Conflicts of interest are so widespread in biomedical research that nearly one in four scientists have financial ties to industry, according to the findings of a new study released last month.
The study, conducted by researchers at Yale University School of Medicine and reported in the Journal of the American Medical Association, also discovered that more than two-thirds of academic institutions in the United States and Canada hold shares and other equity in firms that sponsor biomedical research.
“Financial relationships are pervasive and problematic,” the study says, warning that the research bankrolled by industry is more likely to draw conclusions favourable to commercial interests.
Justin Bekelman, one of the study’s authors, said that he and his colleagues found that not only did industrial sponsorship influence the outcome of biomedical research, but that it also affected the way clinical trials are designed. For instance, industry-sponsored studies are far more likely to compare new drugs to placebos rather than to existing medicines, a method that increases the chances of a trial producing positive results.

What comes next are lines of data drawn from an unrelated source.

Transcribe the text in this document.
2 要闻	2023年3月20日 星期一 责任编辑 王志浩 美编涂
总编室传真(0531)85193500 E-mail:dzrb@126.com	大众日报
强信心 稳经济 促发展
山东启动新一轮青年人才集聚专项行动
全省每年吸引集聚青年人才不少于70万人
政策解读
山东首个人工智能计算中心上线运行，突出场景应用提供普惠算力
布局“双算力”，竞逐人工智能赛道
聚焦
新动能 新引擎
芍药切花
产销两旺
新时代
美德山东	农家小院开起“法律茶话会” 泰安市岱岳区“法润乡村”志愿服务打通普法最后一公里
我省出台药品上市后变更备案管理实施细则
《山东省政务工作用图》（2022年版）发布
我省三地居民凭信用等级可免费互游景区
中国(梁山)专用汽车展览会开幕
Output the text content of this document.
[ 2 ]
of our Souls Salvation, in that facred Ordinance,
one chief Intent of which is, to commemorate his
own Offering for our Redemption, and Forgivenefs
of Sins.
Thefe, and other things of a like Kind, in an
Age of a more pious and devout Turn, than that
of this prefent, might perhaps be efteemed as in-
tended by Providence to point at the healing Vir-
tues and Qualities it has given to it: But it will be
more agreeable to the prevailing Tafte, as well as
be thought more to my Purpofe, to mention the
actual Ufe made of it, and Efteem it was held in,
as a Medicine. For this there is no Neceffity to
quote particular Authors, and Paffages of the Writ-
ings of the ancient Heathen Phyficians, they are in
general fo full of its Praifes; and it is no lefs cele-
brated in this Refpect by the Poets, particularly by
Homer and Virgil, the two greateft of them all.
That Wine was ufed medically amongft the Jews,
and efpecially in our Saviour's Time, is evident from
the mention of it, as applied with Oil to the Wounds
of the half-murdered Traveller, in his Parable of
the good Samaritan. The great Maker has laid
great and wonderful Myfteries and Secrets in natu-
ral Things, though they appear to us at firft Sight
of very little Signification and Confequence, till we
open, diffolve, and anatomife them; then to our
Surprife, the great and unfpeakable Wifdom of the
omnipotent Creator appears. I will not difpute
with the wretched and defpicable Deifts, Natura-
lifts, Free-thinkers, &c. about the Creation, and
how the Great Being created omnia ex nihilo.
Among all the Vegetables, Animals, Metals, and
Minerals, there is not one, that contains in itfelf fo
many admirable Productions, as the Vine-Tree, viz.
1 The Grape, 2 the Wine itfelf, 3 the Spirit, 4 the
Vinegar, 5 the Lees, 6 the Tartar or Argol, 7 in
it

The study’s authors recommend that conflicts of interest between researchers, academic institutions and industry could be better managed through the creation of a public database that would include the results of all clinical trials and disclose researchers’ financial ties to industry.
But Sheldon Krimsky, an expert on conflicts of interest at Tufts University, cautioned that disclosure may not be enough.
“We would not permit a judge, for example, to have equity in a for-profit prison, even if the judge disclosed it,” Krimsky told the Chronicle of Higher Education. “And yet it seems to be that it’s OK for scientists to have equity in companies that fund their research as long as they disclose it.”